Along the way in my own journey to understand baptism, someone pointed out that for the first few hundred years of the church people would spend – 1, 2, 3, or more years – preparing for baptism. It was a big deal. People prepared for baptism about like people prepare for ordained ministry in our day.

Ministry of all the baptized

Baptism launched Jesus’ ministry. Perhaps we ought to think of it along the same lines for us. It is the beginning of call, of a vocation, – the calling to be a Christian.

It may turn out that the most important thing that can happen to anyone is their baptism. All the other things that have become a part of the Church – ordination, preaching, bishops, priests, deacons, altar guild, vestry – all of that is not as important as the one thing that binds us together. Baptism. And it all began with Jesus’ baptism by John.

Holy Spirit

As Jesus’ baptism is understood in the context of the Spirit – the Spirit about which Isaiah spoke centuries before, and which settled on Jesus to give him the authority of the Father – so we ought to understand our own Baptism as being stamped with the Holy Spirit.

This is not a gentle thing, a peaceful, predictable thing. Our lives are hardly ever gentle, peaceful, and predictable. The meaning of our baptism is not gentle, peaceful, and predictable.

It is wild like the Spirit.
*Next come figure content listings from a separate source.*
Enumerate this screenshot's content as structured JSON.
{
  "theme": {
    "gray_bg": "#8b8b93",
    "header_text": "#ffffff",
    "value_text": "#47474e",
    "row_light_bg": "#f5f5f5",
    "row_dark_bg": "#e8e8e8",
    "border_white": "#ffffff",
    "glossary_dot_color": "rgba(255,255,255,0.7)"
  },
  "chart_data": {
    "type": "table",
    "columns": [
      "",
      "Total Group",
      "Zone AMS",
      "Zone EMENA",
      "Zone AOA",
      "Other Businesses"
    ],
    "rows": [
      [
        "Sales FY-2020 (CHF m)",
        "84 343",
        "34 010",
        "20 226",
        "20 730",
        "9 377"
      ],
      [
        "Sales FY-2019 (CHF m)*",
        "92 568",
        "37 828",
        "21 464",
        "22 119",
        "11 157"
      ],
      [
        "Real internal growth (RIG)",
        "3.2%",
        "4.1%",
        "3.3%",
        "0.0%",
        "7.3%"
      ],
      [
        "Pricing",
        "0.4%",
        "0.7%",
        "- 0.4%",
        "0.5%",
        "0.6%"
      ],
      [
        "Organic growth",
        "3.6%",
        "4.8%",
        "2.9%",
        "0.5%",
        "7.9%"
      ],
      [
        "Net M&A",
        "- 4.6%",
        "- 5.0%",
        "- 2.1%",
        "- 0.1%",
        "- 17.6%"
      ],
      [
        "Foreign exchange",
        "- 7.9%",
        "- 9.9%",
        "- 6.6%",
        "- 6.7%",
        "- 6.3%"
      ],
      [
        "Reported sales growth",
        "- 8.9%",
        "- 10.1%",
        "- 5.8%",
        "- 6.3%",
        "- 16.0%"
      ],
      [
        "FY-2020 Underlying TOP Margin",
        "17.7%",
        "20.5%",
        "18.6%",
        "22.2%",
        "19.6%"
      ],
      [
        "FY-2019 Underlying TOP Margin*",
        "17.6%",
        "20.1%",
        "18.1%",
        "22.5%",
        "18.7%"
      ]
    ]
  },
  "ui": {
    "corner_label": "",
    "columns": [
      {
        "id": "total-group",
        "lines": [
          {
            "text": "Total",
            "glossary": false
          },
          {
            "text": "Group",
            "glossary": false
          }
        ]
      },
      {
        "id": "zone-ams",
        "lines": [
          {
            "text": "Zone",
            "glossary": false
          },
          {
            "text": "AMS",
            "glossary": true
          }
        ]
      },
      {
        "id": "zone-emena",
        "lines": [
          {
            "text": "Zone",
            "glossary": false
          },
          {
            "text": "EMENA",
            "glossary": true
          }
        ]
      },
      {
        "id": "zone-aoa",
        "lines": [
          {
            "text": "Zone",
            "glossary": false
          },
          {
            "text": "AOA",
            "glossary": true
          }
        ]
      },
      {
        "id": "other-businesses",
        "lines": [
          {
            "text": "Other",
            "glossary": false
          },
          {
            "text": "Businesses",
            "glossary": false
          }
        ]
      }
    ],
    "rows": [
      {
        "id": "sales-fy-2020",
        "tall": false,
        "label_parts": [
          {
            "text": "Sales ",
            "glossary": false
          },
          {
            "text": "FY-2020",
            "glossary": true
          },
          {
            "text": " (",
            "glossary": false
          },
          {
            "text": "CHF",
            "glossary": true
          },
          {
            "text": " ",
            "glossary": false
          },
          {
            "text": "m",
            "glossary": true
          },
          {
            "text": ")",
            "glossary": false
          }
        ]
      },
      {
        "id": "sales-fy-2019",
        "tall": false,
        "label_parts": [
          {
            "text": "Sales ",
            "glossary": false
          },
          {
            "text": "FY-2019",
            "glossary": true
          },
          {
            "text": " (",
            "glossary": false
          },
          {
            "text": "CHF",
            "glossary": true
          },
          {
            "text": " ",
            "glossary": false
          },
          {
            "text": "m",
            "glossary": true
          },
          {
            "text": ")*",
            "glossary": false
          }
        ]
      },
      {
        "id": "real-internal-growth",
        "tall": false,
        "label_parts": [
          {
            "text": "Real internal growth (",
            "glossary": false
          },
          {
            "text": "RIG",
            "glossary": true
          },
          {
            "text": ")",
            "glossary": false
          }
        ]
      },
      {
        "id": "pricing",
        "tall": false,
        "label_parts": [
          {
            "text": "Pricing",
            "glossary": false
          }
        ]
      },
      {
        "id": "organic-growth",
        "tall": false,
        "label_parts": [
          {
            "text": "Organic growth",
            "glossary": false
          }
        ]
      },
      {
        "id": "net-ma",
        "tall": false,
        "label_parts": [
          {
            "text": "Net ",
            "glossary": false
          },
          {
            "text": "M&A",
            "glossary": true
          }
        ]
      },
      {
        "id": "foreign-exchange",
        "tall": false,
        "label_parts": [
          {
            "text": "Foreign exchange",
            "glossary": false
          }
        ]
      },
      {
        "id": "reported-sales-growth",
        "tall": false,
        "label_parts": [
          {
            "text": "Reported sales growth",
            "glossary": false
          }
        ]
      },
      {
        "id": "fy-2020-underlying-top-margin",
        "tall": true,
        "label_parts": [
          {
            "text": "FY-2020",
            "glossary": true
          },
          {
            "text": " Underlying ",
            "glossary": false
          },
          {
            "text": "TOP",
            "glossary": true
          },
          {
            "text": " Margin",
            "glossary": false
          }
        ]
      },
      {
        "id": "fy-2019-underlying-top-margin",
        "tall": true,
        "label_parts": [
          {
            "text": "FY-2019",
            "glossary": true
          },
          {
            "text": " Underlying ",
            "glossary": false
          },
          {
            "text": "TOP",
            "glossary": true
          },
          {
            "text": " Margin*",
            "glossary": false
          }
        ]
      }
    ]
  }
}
It is not to be controlled like the Spirit is not controlled. It is unpredictable like the Spirit is unpredictable.

Wild Goose image of Holy Spirit

Throughout history there have been groups of Christians who have discovered the beauty of a life lived on God’s terms. The Celtic Christians of the early middle ages was one such group. some language for it

They understood from Scripture and from their own life experience that God was not someone we bend to our wants and desires, but rather someone who was beyond our control. Someone who we would need to pursue rather than subdue.

Interestingly, the ancient Celtic people saw the Holy Spirit not as a hovering white dove but as a “wild goose.” The meaning behind this peculiar choice is because they saw how the Holy Spirit has a tendency to disrupt and surprise. The Holy Spirit moves in our lives in an unexpected fashion, similar to the actions of a wild goose. source

We are made in Christ to fly not walk about

Living into our baptism, like Jesus living into his, means living heroic lives. The calling requires extraordinary lives of blessing, forgiveness, service, prayer.

“Come to the edge," he said.
“We can’t, we’re afraid!” they responded.
“Come to the edge,” he said.
“We can’t, We will fall!” they responded.
“Come to the edge,” he said.
And so they came.
And he pushed them.
And they flew.”

― Guillaume Apollinaire

This life lived with the Holy Wild Goose can look like many different things. But tame and boring it is not. Some traditional characteristics include:

Corporal Works of Mercy

  • To feed the hungry.
  • To give water to the thirsty.
  • To clothe the naked.
  • To shelter the homeless.
  • To visit the sick.
  • To visit the imprisoned, or ransom the captive.[19]
  • To bury the dead.

Spiritual Works of Mercy

  • To instruct the ignorant.
  • To counsel the doubtful.
  • To admonish the sinners.
  • To bear patiently those who wrong us.
  • To forgive offenses.
  • To comfort the afflicted.
  • To pray for the living and the dead.

It’s not an exhaustive description of the wild adventure the life of the baptized Christian is meant to be. But it begins to describe it.

Your Calling at St. Paul’s

You are calling a priest to your parish. I would urge you to look to your baptism for guidance and discernment.

Choose a leader who seeks to serve not dominate. Find someone who knows that to be a Christian is to fly. Seek a rector who knows first hand that to be a Christian is sometimes wild and sometimes not, but always an adventure.

Trust that the one who comes will have a real attraction for Wild Geese, unpredictable, honking, geese.

You will have found someone who is living into the fullness of his baptism.